In this way, you should gradually arrive at a threshold, which is best for you and the particular character of the email you receive. This will be different for different users, but we would imagine that typically many people would arrive at a threshold of between 5 and 10. You should also be able to develop some feel for how often you need to check your likely spam folder for any misfiled nonspam messages. This might be several times a day, or it might be every other day, but we would not recommend that you entirely ignore the contents. For one thing, there is always the chance of nonspam ending up there. For another, it will grow and eat into your disk quota, so will require periodic cleaning out.
You may have regular sources of mail such as mailing lists, company announcements, or notifications from services such as Amazon or Ebay, which send you messages that tend to score highly. Having such messages mixed into your general mail flow may require you to use a higher spam threshold than you might like, in order to avoid them being filed in your likely spam folder. This results in more spam getting through to your inbox. If you could trap these messages before they reached the spam test, you might be able to lower your spam threshold and keep more spam out of your inbox. If the mail filtering software you use allows, this can be achieved by filtering such messages prior to the spam test, or by specifying messages that are not tested at all.
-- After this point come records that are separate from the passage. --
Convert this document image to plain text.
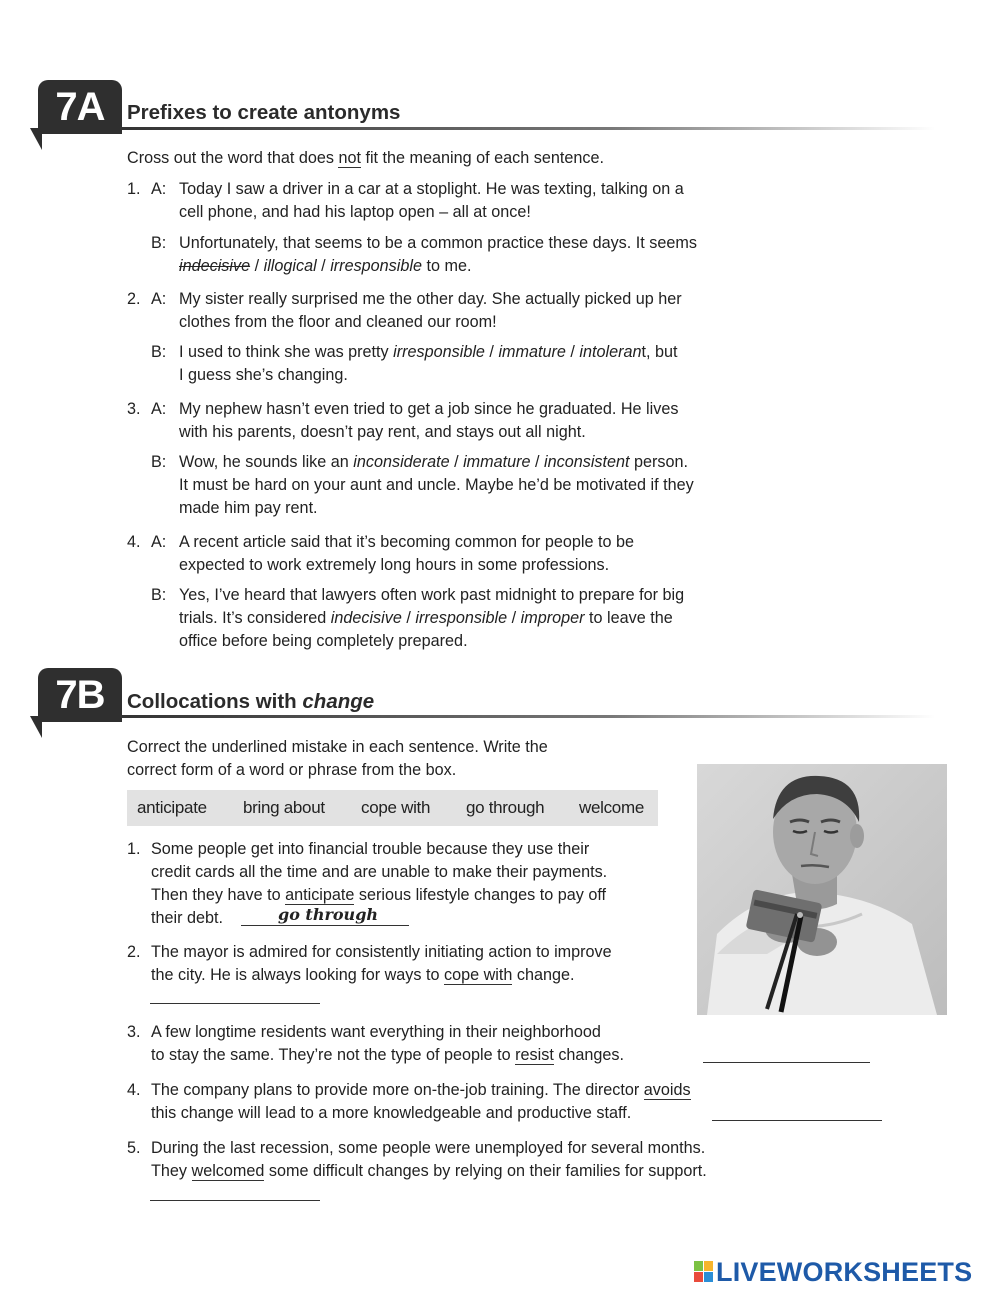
7A	Prefixes to create antonyms
Cross out the word that does not fit the meaning of each sentence.
1. A: Today I saw a driver in a car at a stoplight. He was texting, talking on a
cell phone, and had his laptop open – all at once!
B: Unfortunately, that seems to be a common practice these days. It seems
indecisive / illogical / irresponsible to me.
2. A: My sister really surprised me the other day. She actually picked up her
clothes from the floor and cleaned our room!
B: I used to think she was pretty irresponsible / immature / intolerant, but
I guess she’s changing.
3. A: My nephew hasn’t even tried to get a job since he graduated. He lives
with his parents, doesn’t pay rent, and stays out all night.
B: Wow, he sounds like an inconsiderate / immature / inconsistent person.
It must be hard on your aunt and uncle. Maybe he’d be motivated if they
made him pay rent.
4. A: A recent article said that it’s becoming common for people to be
expected to work extremely long hours in some professions.
B: Yes, I’ve heard that lawyers often work past midnight to prepare for big
trials. It’s considered indecisive / irresponsible / improper to leave the
office before being completely prepared.
7B	Collocations with change
Correct the underlined mistake in each sentence. Write the
correct form of a word or phrase from the box.
anticipate bring about cope with go through welcome
1. Some people get into financial trouble because they use their
credit cards all the time and are unable to make their payments.
Then they have to anticipate serious lifestyle changes to pay off
their debt.	go through
2. The mayor is admired for consistently initiating action to improve
the city. He is always looking for ways to cope with change.
3. A few longtime residents want everything in their neighborhood
to stay the same. They’re not the type of people to resist changes.
4. The company plans to provide more on-the-job training. The director avoids
this change will lead to a more knowledgeable and productive staff.
5. During the last recession, some people were unemployed for several months.
They welcomed some difficult changes by relying on their families for support.
LIVEWORKSHEETS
The general technique is to install filtering rules for such mail before the point where high scoring messages are filtered to your likely spam folder. If you use a powerful filtering agent such as procmail on Unix servers or those provided by some mail clients, this would work in exactly the same way as rules you may already have for filing mailing lists in separate folders. These rules are installed before the rule that tests the spam score. See the documentation for your filtering client.
If you use the IMP webmail interface for the staffmail or sms servers, a simplified facility known as whitelisting (the opposite idea to that of a blacklist) is provided. This allows you to specify that mail from certain addresses is not tested for its spam score and so is never filtered to the likely spam folder. Such messages may of course be subsequently filtered by another rule.